Workers Understand Value of Being in the Office
There are also small signs that more workers are realizing the value of being in the office. Michael J. Romer, Managing Partner of NYC law firm Romer Debbas tells GlobeSt.com, “Given the current state of the job market and the economy, leverage is starting to shift back to the employers and the workforce is starting to understand that their job security likely increases if they report to the office.
“In person interaction is the glue that holds employers and employees together. There is absolutely an element of fear at play here as employees are worried about job security. This fear is driving the workforce back to the office and, in turn, is helping the office market improve.”
‘Flight to Quality’ Emerges
Doug Ressler, manager, business intelligence, Yardi Matrix, tells GlobeSt.com that office owners nationally are still struggling with high vacancy rates and uncertainty around future tenant demand, but one growing segment has begun to emerge this year.
“Driven by hybrid work arrangements, a flight-to-quality among occupiers and a desire to avoid long-term leases, demand for flexible office space is rapidly increasing and aiding in the stabilization of office market demand.
“The shift to hybrid work is also leading owners to consider coworking spaces to restore occupancy and cash flow.
“The opinion of flex and coworking has changed drastically. Today asset owners realize that this is part of not only an occupier strategy, but it needs to be part of asset owners’ strategy.”
Employees’ Office Demands Have Changed
Bob Wislow, developer of Fulton East, a 12-story, office and retail building in Chicago’s Fulton Market District, tells GlobeSt.com, “Despite talk of economic headwinds, certain segments of the office market are still very active. While most companies want employees to return to the office, they understand that what their employees want in an office environment has changed, and that they need to adapt their space to fit a new set of needs.

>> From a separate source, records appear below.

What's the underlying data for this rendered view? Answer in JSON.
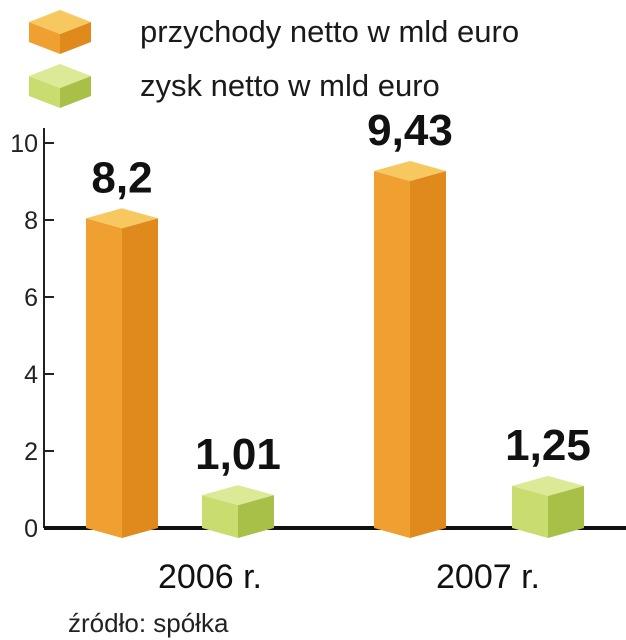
{
  "chart_data": {
    "type": "bar",
    "categories": [
      "2006 r.",
      "2007 r."
    ],
    "series": [
      {
        "name": "przychody netto w mld euro",
        "values": [
          8.2,
          9.43
        ],
        "labels": [
          "8,2",
          "9,43"
        ],
        "color": "#f0a030",
        "color_dark": "#e08a1e",
        "color_top": "#f8c860"
      },
      {
        "name": "zysk netto w mld euro",
        "values": [
          1.01,
          1.25
        ],
        "labels": [
          "1,01",
          "1,25"
        ],
        "color": "#c8dc70",
        "color_dark": "#a8c048",
        "color_top": "#dcea98"
      }
    ],
    "yticks": [
      "0",
      "2",
      "4",
      "6",
      "8",
      "10"
    ],
    "ylim": [
      0,
      10
    ],
    "grid": false,
    "legend_position": "top-left",
    "source": "źródło: spółka"
  }
}
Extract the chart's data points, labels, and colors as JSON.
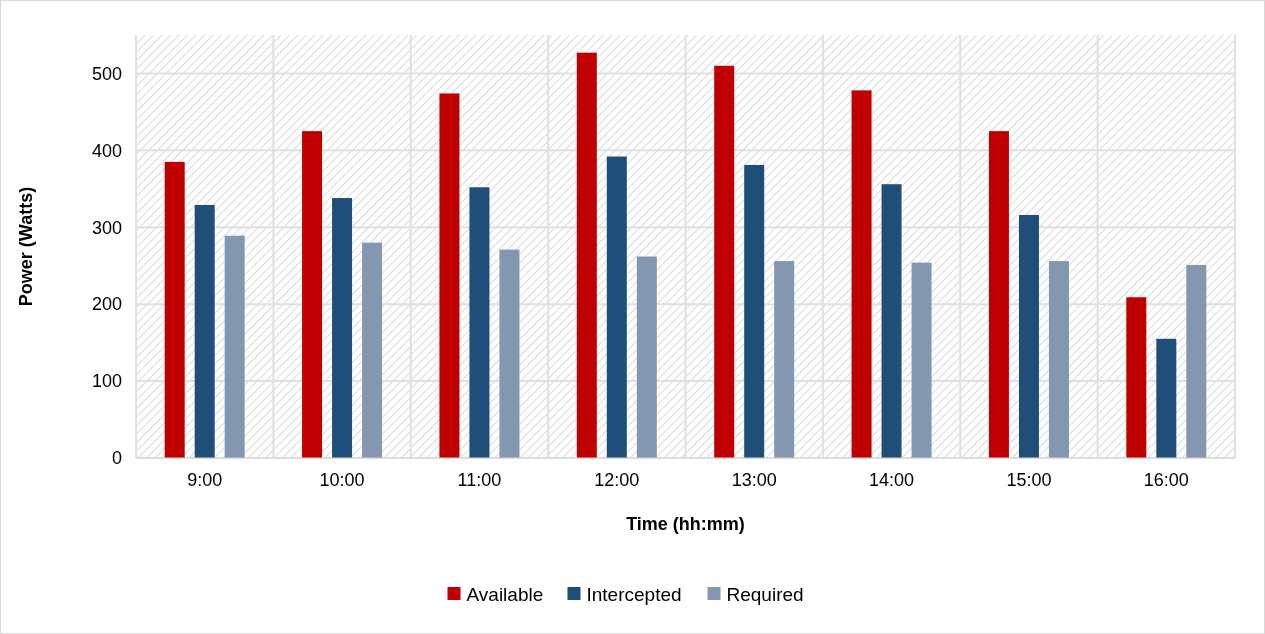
{
  "chart_data": {
    "type": "bar",
    "xlabel": "Time (hh:mm)",
    "ylabel": "Power (Watts)",
    "categories": [
      "9:00",
      "10:00",
      "11:00",
      "12:00",
      "13:00",
      "14:00",
      "15:00",
      "16:00"
    ],
    "series": [
      {
        "name": "Available",
        "color": "#c00000",
        "values": [
          385,
          425,
          474,
          527,
          510,
          478,
          425,
          209
        ]
      },
      {
        "name": "Intercepted",
        "color": "#1f4e79",
        "values": [
          329,
          338,
          352,
          392,
          381,
          356,
          316,
          155
        ]
      },
      {
        "name": "Required",
        "color": "#8497b0",
        "values": [
          289,
          280,
          271,
          262,
          256,
          254,
          256,
          251
        ]
      }
    ],
    "ylim": [
      0,
      550
    ],
    "yticks": [
      0,
      100,
      200,
      300,
      400,
      500
    ],
    "grid": true,
    "legend": "bottom"
  }
}
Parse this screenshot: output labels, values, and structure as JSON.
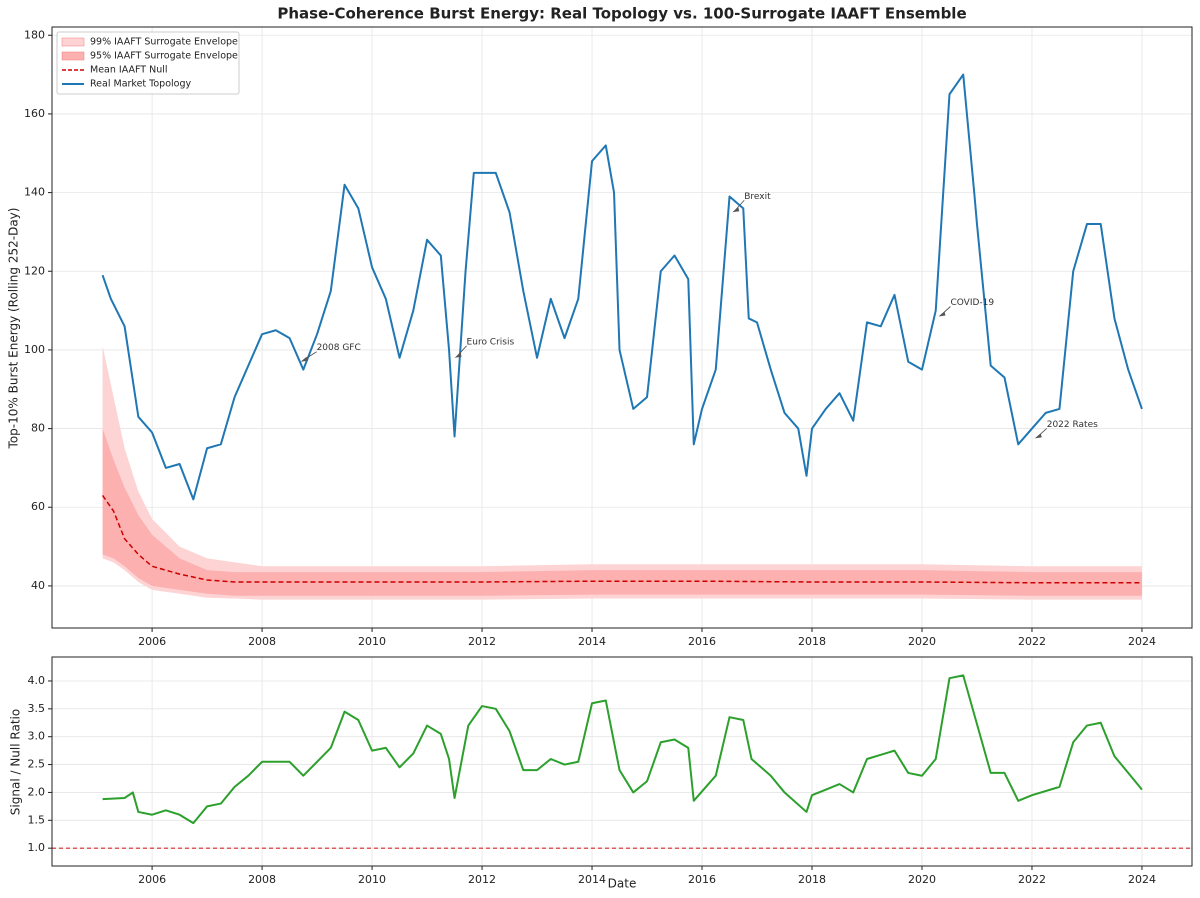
{
  "chart_data": [
    {
      "type": "line",
      "title": "Phase-Coherence Burst Energy: Real Topology vs. 100-Surrogate IAAFT Ensemble",
      "ylabel": "Top-10% Burst Energy (Rolling 252-Day)",
      "xlim": [
        2004.18,
        2024.91
      ],
      "xticks": [
        2006,
        2008,
        2010,
        2012,
        2014,
        2016,
        2018,
        2020,
        2022,
        2024
      ],
      "ylim": [
        29.3,
        182.1
      ],
      "yticks": [
        40,
        60,
        80,
        100,
        120,
        140,
        160,
        180
      ],
      "grid": true,
      "legend": "upper left",
      "series": [
        {
          "name": "99% IAAFT Surrogate Envelope",
          "kind": "band",
          "color": "#fdd3d3",
          "x": [
            2005.1,
            2005.3,
            2005.5,
            2005.75,
            2006,
            2006.5,
            2007,
            2007.5,
            2008,
            2010,
            2012,
            2014,
            2016,
            2018,
            2020,
            2022,
            2024
          ],
          "lower": [
            47,
            46,
            44,
            41,
            39,
            38,
            37,
            36.8,
            36.5,
            36.5,
            36.5,
            36.8,
            36.8,
            36.8,
            36.8,
            36.5,
            36.5
          ],
          "upper": [
            101,
            88,
            75,
            64,
            57,
            50,
            47,
            46,
            45,
            45,
            45,
            45.5,
            45.5,
            45.5,
            45.5,
            45,
            45
          ]
        },
        {
          "name": "95% IAAFT Surrogate Envelope",
          "kind": "band",
          "color": "#fcb0b0",
          "x": [
            2005.1,
            2005.3,
            2005.5,
            2005.75,
            2006,
            2006.5,
            2007,
            2007.5,
            2008,
            2010,
            2012,
            2014,
            2016,
            2018,
            2020,
            2022,
            2024
          ],
          "lower": [
            48,
            47,
            45,
            42,
            40,
            39,
            38,
            37.5,
            37.5,
            37.5,
            37.5,
            37.8,
            37.8,
            37.8,
            37.8,
            37.5,
            37.5
          ],
          "upper": [
            80,
            72,
            65,
            58,
            53,
            47,
            44,
            43.5,
            43.5,
            43.5,
            43.5,
            44,
            44,
            44,
            44,
            43.5,
            43.5
          ]
        },
        {
          "name": "Mean IAAFT Null",
          "kind": "line",
          "dashed": true,
          "color": "#cc0000",
          "x": [
            2005.1,
            2005.3,
            2005.5,
            2005.75,
            2006,
            2006.5,
            2007,
            2007.5,
            2008,
            2010,
            2012,
            2014,
            2016,
            2018,
            2020,
            2022,
            2024
          ],
          "values": [
            63,
            59,
            52,
            48,
            45,
            43,
            41.5,
            41,
            41,
            41,
            41,
            41.2,
            41.2,
            41,
            41,
            40.8,
            40.8
          ]
        },
        {
          "name": "Real Market Topology",
          "kind": "line",
          "color": "#1f77b4",
          "x": [
            2005.1,
            2005.25,
            2005.5,
            2005.75,
            2006,
            2006.25,
            2006.5,
            2006.75,
            2007,
            2007.25,
            2007.5,
            2007.75,
            2008,
            2008.25,
            2008.5,
            2008.75,
            2009,
            2009.25,
            2009.5,
            2009.75,
            2010,
            2010.25,
            2010.5,
            2010.75,
            2011,
            2011.25,
            2011.4,
            2011.5,
            2011.7,
            2011.85,
            2012.25,
            2012.5,
            2012.75,
            2013,
            2013.25,
            2013.5,
            2013.75,
            2014,
            2014.25,
            2014.4,
            2014.5,
            2014.75,
            2015,
            2015.25,
            2015.5,
            2015.75,
            2015.85,
            2016,
            2016.25,
            2016.5,
            2016.75,
            2016.85,
            2017,
            2017.25,
            2017.5,
            2017.75,
            2017.9,
            2018,
            2018.25,
            2018.5,
            2018.75,
            2019,
            2019.25,
            2019.5,
            2019.75,
            2020,
            2020.25,
            2020.5,
            2020.75,
            2020.95,
            2021,
            2021.25,
            2021.5,
            2021.75,
            2022,
            2022.25,
            2022.5,
            2022.75,
            2023,
            2023.25,
            2023.5,
            2023.75,
            2024
          ],
          "values": [
            119,
            113,
            106,
            83,
            79,
            70,
            71,
            62,
            75,
            76,
            88,
            96,
            104,
            105,
            103,
            95,
            104,
            115,
            142,
            136,
            121,
            113,
            98,
            110,
            128,
            124,
            100,
            78,
            120,
            145,
            145,
            135,
            115,
            98,
            113,
            103,
            113,
            148,
            152,
            140,
            100,
            85,
            88,
            120,
            124,
            118,
            76,
            85,
            95,
            139,
            136,
            108,
            107,
            95,
            84,
            80,
            68,
            80,
            85,
            89,
            82,
            107,
            106,
            114,
            97,
            95,
            110,
            165,
            170,
            140,
            132,
            96,
            93,
            76,
            80,
            84,
            85,
            120,
            132,
            132,
            108,
            95,
            85
          ]
        }
      ],
      "annotations": [
        {
          "text": "2008 GFC",
          "x": 2008.7,
          "y": 97
        },
        {
          "text": "Euro Crisis",
          "x": 2011.5,
          "y": 98
        },
        {
          "text": "Brexit",
          "x": 2016.55,
          "y": 135
        },
        {
          "text": "COVID-19",
          "x": 2020.3,
          "y": 108.5
        },
        {
          "text": "2022 Rates",
          "x": 2022.05,
          "y": 77.5
        }
      ]
    },
    {
      "type": "line",
      "xlabel": "Date",
      "ylabel": "Signal / Null Ratio",
      "xlim": [
        2004.18,
        2024.91
      ],
      "xticks": [
        2006,
        2008,
        2010,
        2012,
        2014,
        2016,
        2018,
        2020,
        2022,
        2024
      ],
      "ylim": [
        0.68,
        4.43
      ],
      "yticks": [
        {
          "value": 1,
          "label": "1.0"
        },
        1.5,
        {
          "value": 2,
          "label": "2.0"
        },
        2.5,
        {
          "value": 3,
          "label": "3.0"
        },
        3.5,
        {
          "value": 4,
          "label": "4.0"
        }
      ],
      "grid": true,
      "reference_line": {
        "value": 1,
        "color": "#d62728"
      },
      "series": [
        {
          "kind": "line",
          "color": "#2ca02c",
          "x": [
            2005.1,
            2005.5,
            2005.65,
            2005.75,
            2006,
            2006.25,
            2006.5,
            2006.75,
            2007,
            2007.25,
            2007.5,
            2007.75,
            2008,
            2008.5,
            2008.75,
            2009,
            2009.25,
            2009.5,
            2009.75,
            2010,
            2010.25,
            2010.5,
            2010.75,
            2011,
            2011.25,
            2011.4,
            2011.5,
            2011.75,
            2012,
            2012.25,
            2012.5,
            2012.75,
            2013,
            2013.25,
            2013.5,
            2013.75,
            2014,
            2014.25,
            2014.5,
            2014.75,
            2015,
            2015.25,
            2015.5,
            2015.75,
            2015.85,
            2016.25,
            2016.5,
            2016.75,
            2016.9,
            2017.25,
            2017.5,
            2017.9,
            2018,
            2018.25,
            2018.5,
            2018.75,
            2019,
            2019.5,
            2019.75,
            2020,
            2020.25,
            2020.5,
            2020.75,
            2020.95,
            2021.25,
            2021.5,
            2021.75,
            2022,
            2022.5,
            2022.75,
            2023,
            2023.25,
            2023.5,
            2023.75,
            2024
          ],
          "values": [
            1.88,
            1.9,
            2.0,
            1.65,
            1.6,
            1.68,
            1.6,
            1.45,
            1.75,
            1.8,
            2.1,
            2.3,
            2.55,
            2.55,
            2.3,
            2.55,
            2.8,
            3.45,
            3.3,
            2.75,
            2.8,
            2.45,
            2.7,
            3.2,
            3.05,
            2.6,
            1.9,
            3.2,
            3.55,
            3.5,
            3.1,
            2.4,
            2.4,
            2.6,
            2.5,
            2.55,
            3.6,
            3.65,
            2.4,
            2.0,
            2.2,
            2.9,
            2.95,
            2.8,
            1.85,
            2.3,
            3.35,
            3.3,
            2.6,
            2.3,
            2.0,
            1.65,
            1.95,
            2.05,
            2.15,
            2.0,
            2.6,
            2.75,
            2.35,
            2.3,
            2.6,
            4.05,
            4.1,
            3.4,
            2.35,
            2.35,
            1.85,
            1.95,
            2.1,
            2.9,
            3.2,
            3.25,
            2.65,
            2.35,
            2.05
          ]
        }
      ]
    }
  ]
}
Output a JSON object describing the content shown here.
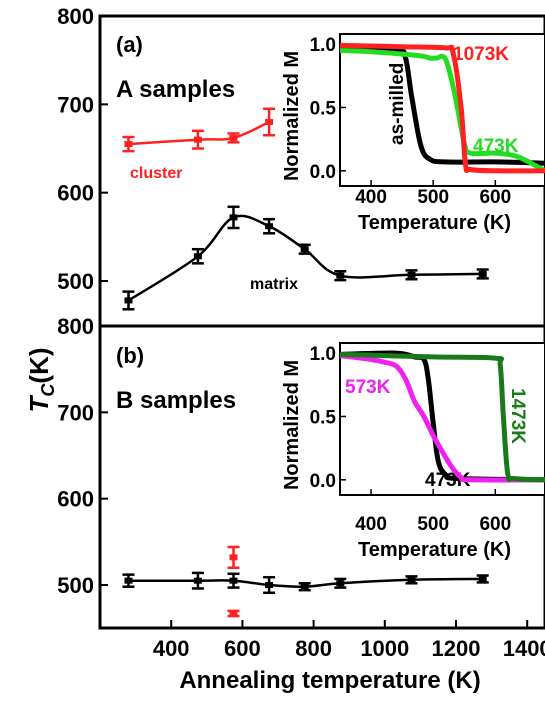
{
  "figure": {
    "ylabel_main": "T",
    "ylabel_sub": "C",
    "ylabel_unit": "(K)",
    "xlabel": "Annealing temperature (K)"
  },
  "chart_data": [
    {
      "id": "panel-a",
      "type": "line",
      "panel_label": "(a)",
      "title": "A samples",
      "xlim": [
        200,
        1450
      ],
      "ylim": [
        450,
        800
      ],
      "y_ticks": [
        500,
        600,
        700,
        800
      ],
      "series": [
        {
          "name": "cluster",
          "color": "#ff2020",
          "x": [
            280,
            475,
            575,
            675
          ],
          "y": [
            655,
            660,
            662,
            680
          ],
          "err": [
            8,
            10,
            5,
            15
          ]
        },
        {
          "name": "matrix",
          "color": "#000000",
          "x": [
            280,
            475,
            575,
            675,
            775,
            875,
            1075,
            1275
          ],
          "y": [
            478,
            528,
            572,
            562,
            536,
            506,
            507,
            508
          ],
          "err": [
            10,
            8,
            12,
            8,
            5,
            5,
            5,
            5
          ]
        }
      ],
      "inset": {
        "xlabel": "Temperature (K)",
        "ylabel": "Normalized M",
        "xlim": [
          350,
          680
        ],
        "ylim": [
          -0.12,
          1.08
        ],
        "x_ticks": [
          400,
          500,
          600
        ],
        "y_ticks": [
          0.0,
          0.5,
          1.0
        ],
        "y_tick_labels": [
          "0.0",
          "0.5",
          "1.0"
        ],
        "curves": [
          {
            "label": "as-milled",
            "color": "#000000",
            "points": [
              [
                350,
                0.97
              ],
              [
                440,
                0.95
              ],
              [
                455,
                0.9
              ],
              [
                465,
                0.6
              ],
              [
                480,
                0.2
              ],
              [
                495,
                0.09
              ],
              [
                520,
                0.07
              ],
              [
                600,
                0.07
              ],
              [
                680,
                0.06
              ]
            ]
          },
          {
            "label": "473K",
            "color": "#22dd22",
            "points": [
              [
                350,
                0.95
              ],
              [
                400,
                0.94
              ],
              [
                475,
                0.91
              ],
              [
                495,
                0.89
              ],
              [
                505,
                0.89
              ],
              [
                520,
                0.88
              ],
              [
                535,
                0.6
              ],
              [
                550,
                0.22
              ],
              [
                560,
                0.14
              ],
              [
                600,
                0.14
              ],
              [
                630,
                0.12
              ],
              [
                650,
                0.08
              ],
              [
                680,
                0.0
              ]
            ]
          },
          {
            "label": "1073K",
            "color": "#ff2020",
            "points": [
              [
                350,
                0.99
              ],
              [
                450,
                0.98
              ],
              [
                520,
                0.97
              ],
              [
                532,
                0.93
              ],
              [
                545,
                0.5
              ],
              [
                552,
                0.05
              ],
              [
                560,
                0.01
              ],
              [
                600,
                0.0
              ],
              [
                680,
                0.0
              ]
            ]
          }
        ]
      }
    },
    {
      "id": "panel-b",
      "type": "line",
      "panel_label": "(b)",
      "title": "B samples",
      "xlim": [
        200,
        1450
      ],
      "ylim": [
        430,
        800
      ],
      "y_ticks": [
        500,
        600,
        700,
        800
      ],
      "x_ticks": [
        400,
        600,
        800,
        1000,
        1200,
        1400
      ],
      "series": [
        {
          "name": "",
          "color": "#000000",
          "x": [
            280,
            475,
            575,
            675,
            775,
            875,
            1075,
            1275
          ],
          "y": [
            505,
            505,
            505,
            500,
            498,
            502,
            506,
            507
          ],
          "err": [
            7,
            9,
            8,
            9,
            4,
            5,
            4,
            4
          ]
        },
        {
          "name": "",
          "color": "#ff2020",
          "x": [
            575,
            575
          ],
          "y": [
            532,
            467
          ],
          "err": [
            12,
            3
          ],
          "connected": false
        }
      ],
      "inset": {
        "xlabel": "Temperature (K)",
        "ylabel": "Normalized M",
        "xlim": [
          350,
          680
        ],
        "ylim": [
          -0.12,
          1.08
        ],
        "x_ticks": [
          400,
          500,
          600
        ],
        "y_ticks": [
          0.0,
          0.5,
          1.0
        ],
        "y_tick_labels": [
          "0.0",
          "0.5",
          "1.0"
        ],
        "curves": [
          {
            "label": "473K",
            "color": "#000000",
            "points": [
              [
                350,
                0.99
              ],
              [
                440,
                1.0
              ],
              [
                470,
                0.97
              ],
              [
                485,
                0.95
              ],
              [
                492,
                0.8
              ],
              [
                500,
                0.45
              ],
              [
                508,
                0.15
              ],
              [
                520,
                0.04
              ],
              [
                540,
                0.01
              ],
              [
                680,
                0.0
              ]
            ]
          },
          {
            "label": "573K",
            "color": "#ee22ee",
            "points": [
              [
                350,
                0.98
              ],
              [
                400,
                0.95
              ],
              [
                420,
                0.93
              ],
              [
                440,
                0.9
              ],
              [
                455,
                0.8
              ],
              [
                470,
                0.62
              ],
              [
                485,
                0.5
              ],
              [
                500,
                0.35
              ],
              [
                515,
                0.22
              ],
              [
                530,
                0.1
              ],
              [
                545,
                0.02
              ],
              [
                560,
                0.0
              ],
              [
                680,
                0.0
              ]
            ]
          },
          {
            "label": "1473K",
            "color": "#1a7a1a",
            "points": [
              [
                350,
                0.99
              ],
              [
                500,
                0.97
              ],
              [
                600,
                0.96
              ],
              [
                608,
                0.9
              ],
              [
                613,
                0.5
              ],
              [
                620,
                0.05
              ],
              [
                630,
                0.01
              ],
              [
                680,
                0.0
              ]
            ]
          }
        ]
      }
    }
  ]
}
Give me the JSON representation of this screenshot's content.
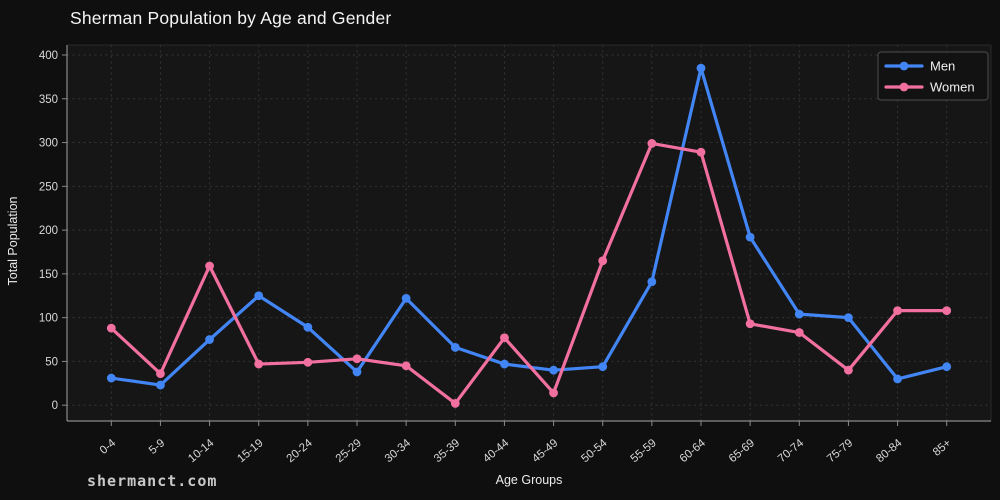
{
  "page": {
    "watermark": "shermanct.com"
  },
  "chart_data": {
    "type": "line",
    "title": "Sherman Population by Age and Gender",
    "xlabel": "Age Groups",
    "ylabel": "Total Population",
    "categories": [
      "0-4",
      "5-9",
      "10-14",
      "15-19",
      "20-24",
      "25-29",
      "30-34",
      "35-39",
      "40-44",
      "45-49",
      "50-54",
      "55-59",
      "60-64",
      "65-69",
      "70-74",
      "75-79",
      "80-84",
      "85+"
    ],
    "series": [
      {
        "name": "Men",
        "color": "#4285f4",
        "values": [
          31,
          23,
          75,
          125,
          89,
          38,
          122,
          66,
          47,
          40,
          44,
          141,
          385,
          192,
          104,
          100,
          30,
          44
        ]
      },
      {
        "name": "Women",
        "color": "#f2709f",
        "values": [
          88,
          36,
          159,
          47,
          49,
          53,
          45,
          2,
          77,
          14,
          165,
          299,
          289,
          93,
          83,
          40,
          108,
          108
        ]
      }
    ],
    "yticks": [
      0,
      50,
      100,
      150,
      200,
      250,
      300,
      350,
      400
    ],
    "ylim": [
      0,
      400
    ],
    "grid": true,
    "grid_style": "dashed",
    "legend_position": "top-right",
    "background": "#0f0f0f",
    "plot_background": "#161616",
    "gridline_color": "#343434",
    "axis_color": "#8a8a8a",
    "text_color": "#e8e8e8"
  }
}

The post-pandemic workforce craves the collaboration and engagement with coworkers, but want flexibility, convenience and amenities that fit their lifestyle. This has created opportunity in the marketplace for buildings housed in vibrant urban districts that offer live/work/play conveniences and are also home to a cluster of innovative companies that create an energy, vitality, and intellectual interchange that is impossible to duplicate, and unachievable working from home.”
Anthony Lanier, President and CEO of EastBanc, tells GlobeSt.com that Washington, D.C., is seeing an increasing demand for office space as employers and their employees continue to recognize the value of spaces that are designed to best support productivity, wellness, and collaboration.
“We’ve approached the office market with heightened flexibility for several years, and now as employers are faced with big decisions around leasing office space, we’ve found that providing flexible lease terms allowing the tenant to easily reverse or modify their decision is the key to success both for landlords and employers looking to make the transition into an office new space as smooth as possible.”